The entire code for the project can also be found in this Github repository.
Generally we consider a good action in football as an action that either increases scoring probability or decreases conceding probability or does both. So we can define the action value of an action with the following formula:
VAEP value(ai) = ΔPscores(ai) − ΔPconcedes(ai)
ΔPscores(ai) = Pscores(Si) − Pscores(Si−1)
ΔPconcedes(ai) = Pconcedes(Si) − Pconcedes(Si−1)
We use the statsbomb data from the mplsoccer
python library, this data contains 200 games from the UEFA Euro 2020, FIFA World Cup 2022, 1. Bundesliga 23/24 and UEFA Euro 2024. For these compoetitions the data contains all game states at the time of an action. Each game state contains informations about the action, the acting player and the positions of the other players in the camera frame.

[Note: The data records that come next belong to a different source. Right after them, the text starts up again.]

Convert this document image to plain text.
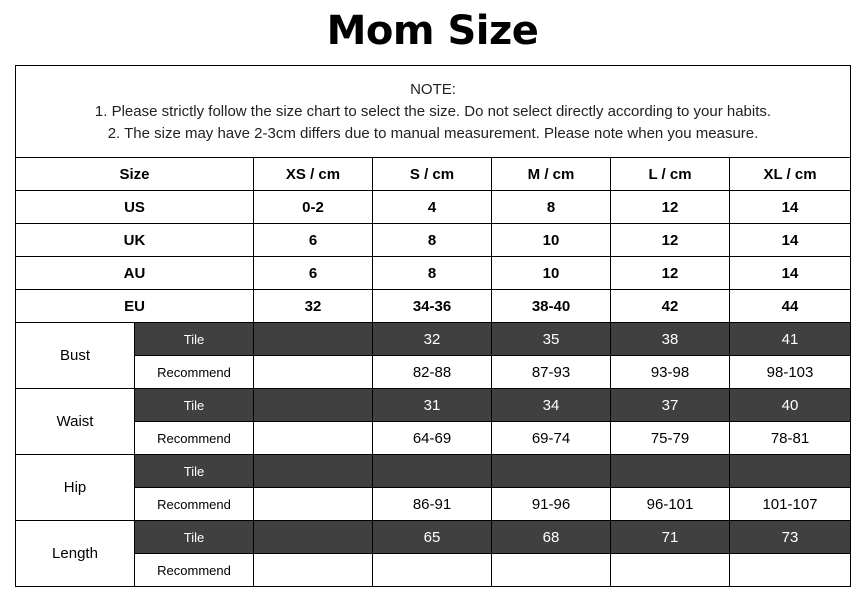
Mom Size
NOTE:
1. Please strictly follow the size chart to select the size. Do not select directly according to your habits.
2. The size may have 2-3cm differs due to manual measurement. Please note when you measure.						

Size		XS / cm	S / cm	M / cm	L / cm	XL / cm
US		0-2	4	8	12	14
UK		6	8	10	12	14
AU		6	8	10	12	14
EU		32	34-36	38-40	42	44
Bust	Tile		32	35	38	41
	Recommend		82-88	87-93	93-98	98-103
Waist	Tile		31	34	37	40
	Recommend		64-69	69-74	75-79	78-81
Hip	Tile					
	Recommend		86-91	91-96	96-101	101-107
Length	Tile		65	68	71	73
	Recommend					
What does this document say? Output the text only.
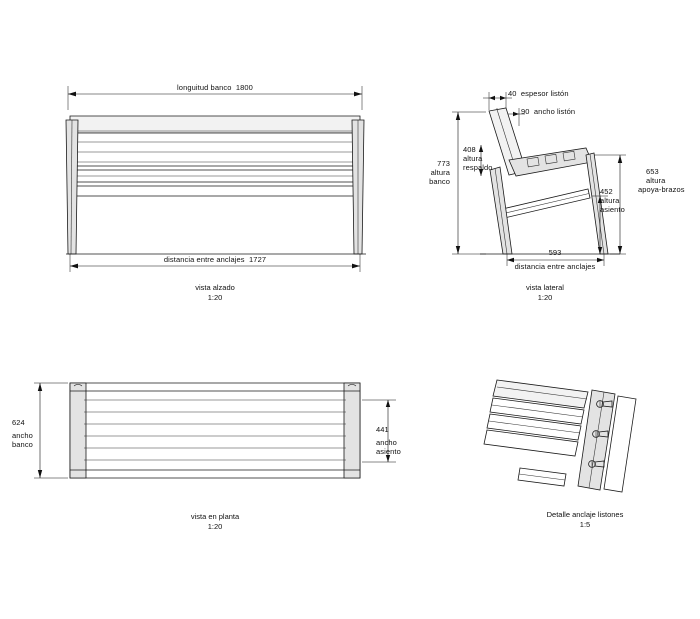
longuitud banco  1800
distancia entre anclajes  1727
vista alzado
1:20
40  espesor listón
90  ancho listón
408
altura
respaldo
773
altura
banco
452
altura
asiento
653
altura
apoya-brazos
593
distancia entre anclajes
vista lateral
1:20
624
ancho
banco
441
ancho
asiento
vista en planta
1:20
Detalle anclaje listones
1:5
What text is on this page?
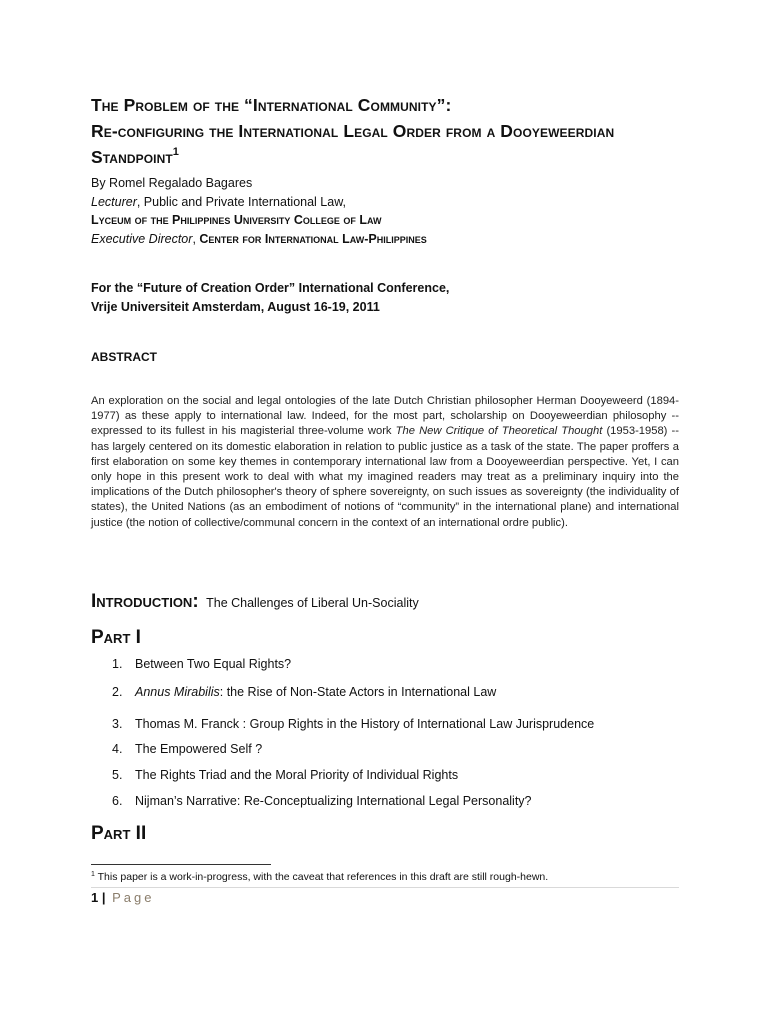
The Problem of the “International Community”:
Re-configuring the International Legal Order from a Dooyeweerdian
Standpoint$^1$
By Romel Regalado Bagares
Lecturer, Public and Private International Law,
Lyceum of the Philippines University College of Law
Executive Director, Center for International Law-Philippines
For the “Future of Creation Order” International Conference,
Vrije Universiteit Amsterdam, August 16-19, 2011
ABSTRACT
An exploration on the social and legal ontologies of the late Dutch Christian philosopher Herman Dooyeweerd (1894-1977) as these apply to international law. Indeed, for the most part, scholarship on Dooyeweerdian philosophy -- expressed to its fullest in his magisterial three-volume work The New Critique of Theoretical Thought (1953-1958) -- has largely centered on its domestic elaboration in relation to public justice as a task of the state. The paper proffers a first elaboration on some key themes in contemporary international law from a Dooyeweerdian perspective. Yet, I can only hope in this present work to deal with what my imagined readers may treat as a preliminary inquiry into the implications of the Dutch philosopher's theory of sphere sovereignty, on such issues as sovereignty (the individuality of states), the United Nations (as an embodiment of notions of “community” in the international plane) and international justice (the notion of collective/communal concern in the context of an international ordre public).
Introduction: The Challenges of Liberal Un-Sociality
Part I
1. Between Two Equal Rights?
2. Annus Mirabilis: the Rise of Non-State Actors in International Law
3. Thomas M. Franck : Group Rights in the History of International Law Jurisprudence
4. The Empowered Self ?
5. The Rights Triad and the Moral Priority of Individual Rights
6. Nijman’s Narrative: Re-Conceptualizing International Legal Personality?
Part II
$^1$ This paper is a work-in-progress, with the caveat that references in this draft are still rough-hewn.
1 | Page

We use a variety of features to estimate the probabilities in the model:
- Distance to Goal: the distance of the ball to the opponents / own goal
- Angle to Goal: the angle of the ball to the opponents / own goal
- Time Elapsed: the time elapsed in the game since the start of the game
- Duration: the duration of the action
- Score Difference: the score difference at the time of the action
- Body Part: the body part with which the action was performed
- Action Type: the type of the action
- Closest Defender Distance: the distance of the ball to the closest defending player
- Opponents in Front: the number of opponents in front of the ball with respect to the x coordinate
- Goalkeeper Distance to Ball: the distance of the opponents / own goalkeeper to the ball
- Goalkeeper Distance to Goal: the distance of the opponents / own goalkeeper to the goal
- Goalkeeper in Shooting Triangle: whether or not the opponents / own goalkeepeer is in the triangle between the ball and posts
For probability estimation we label the 10 actions previous to a goal. Actions from the team scoring the goal will receive a 1 for the scoring label and actions from the conceding team will receive a 1 for the conceding label. All other actions will be labelled with a 0.

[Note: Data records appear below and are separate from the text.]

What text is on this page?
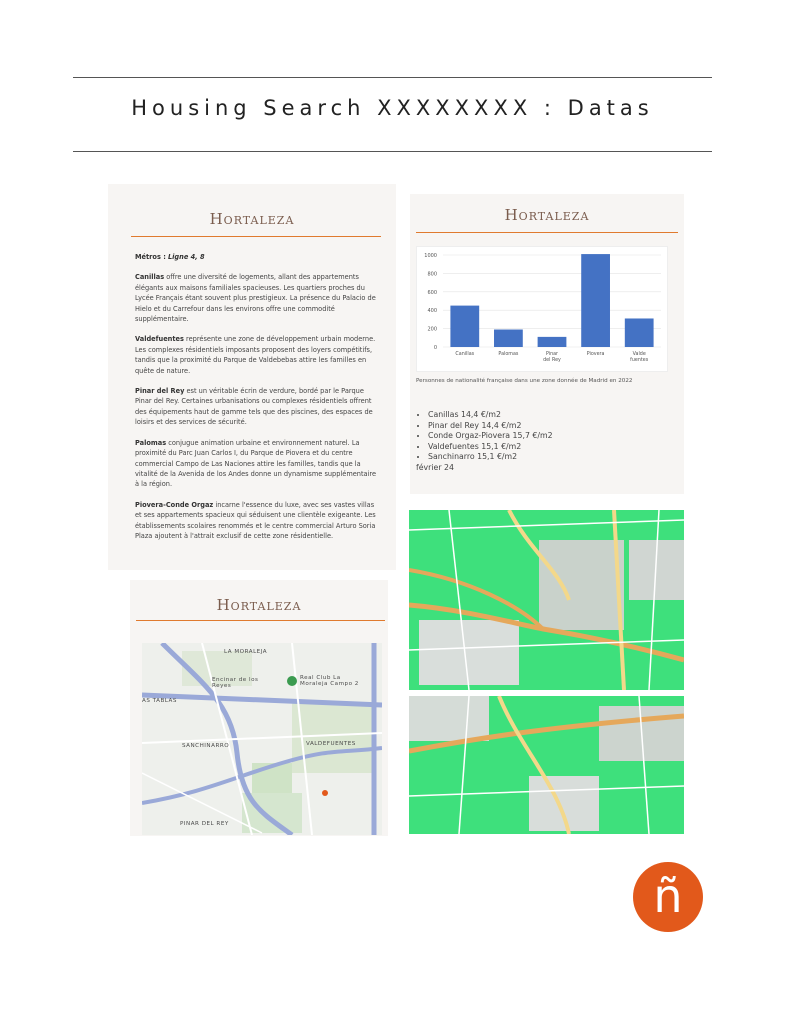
Housing Search XXXXXXXX : Datas
Hortaleza

Métros : Ligne 4, 8

Canillas offre une diversité de logements, allant des appartements élégants aux maisons familiales spacieuses. Les quartiers proches du Lycée Français étant souvent plus prestigieux. La présence du Palacio de Hielo et du Carrefour dans les environs offre une commodité supplémentaire.

Valdefuentes représente une zone de développement urbain moderne. Les complexes résidentiels imposants proposent des loyers compétitifs, tandis que la proximité du Parque de Valdebebas attire les familles en quête de nature.

Pinar del Rey est un véritable écrin de verdure, bordé par le Parque Pinar del Rey. Certaines urbanisations ou complexes résidentiels offrent des équipements haut de gamme tels que des piscines, des espaces de loisirs et des services de sécurité.

Palomas conjugue animation urbaine et environnement naturel. La proximité du Parc Juan Carlos I, du Parque de Piovera et du centre commercial Campo de Las Naciones attire les familles, tandis que la vitalité de la Avenida de los Andes donne un dynamisme supplémentaire à la région.

Piovera-Conde Orgaz incarne l'essence du luxe, avec ses vastes villas et ses appartements spacieux qui séduisent une clientèle exigeante. Les établissements scolaires renommés et le centre commercial Arturo Soria Plaza ajoutent à l'attrait exclusif de cette zone résidentielle.

Hortaleza
0
200
400
600
800
1000
Canillas	Palomas	Pinar del Rey
Piovera	Valde fuentes
Personnes de nationalité française dans une zone donnée de Madrid en 2022
• Canillas 14,4 €/m2
• Pinar del Rey 14,4 €/m2
• Conde Orgaz-Piovera 15,7 €/m2
• Valdefuentes 15,1 €/m2
• Sanchinarro 15,1 €/m2
février 24
Hortaleza
LA MORALEJA
Encinar de los Reyes
Real Club La Moraleja Campo 2
AS TABLAS
SANCHINARRO	VALDEFUENTES
PINAR DEL REY
ñ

We use an XGBoost classifier to estimate the scoring and conceding probabilities given the features. The model outputs the following:
-
predicted_goal_prob
: Probability of scoring from the event. -
predicted_concede_prob
: Probability the team concedes after the event. -
action_value
: Estimated contribution of the action to the overall chance of scoring.
The files in the project are required to be run in the following order:
-
1_Loading_Data.ipynb
Loads the data, constructs the features, assigns the labels, computes player minutes and stores everything asdata_cleaned.pkl
andplayer_minutes.pkl
. -
2_Training_Model.ipynb
Trains the model, estimates the probabilities, computes action values and stores the data indata_cleaned_trained.pkl
. -
3_Result_Visualization.ipynb
Visualizes the model results and shows various potential applications with examples.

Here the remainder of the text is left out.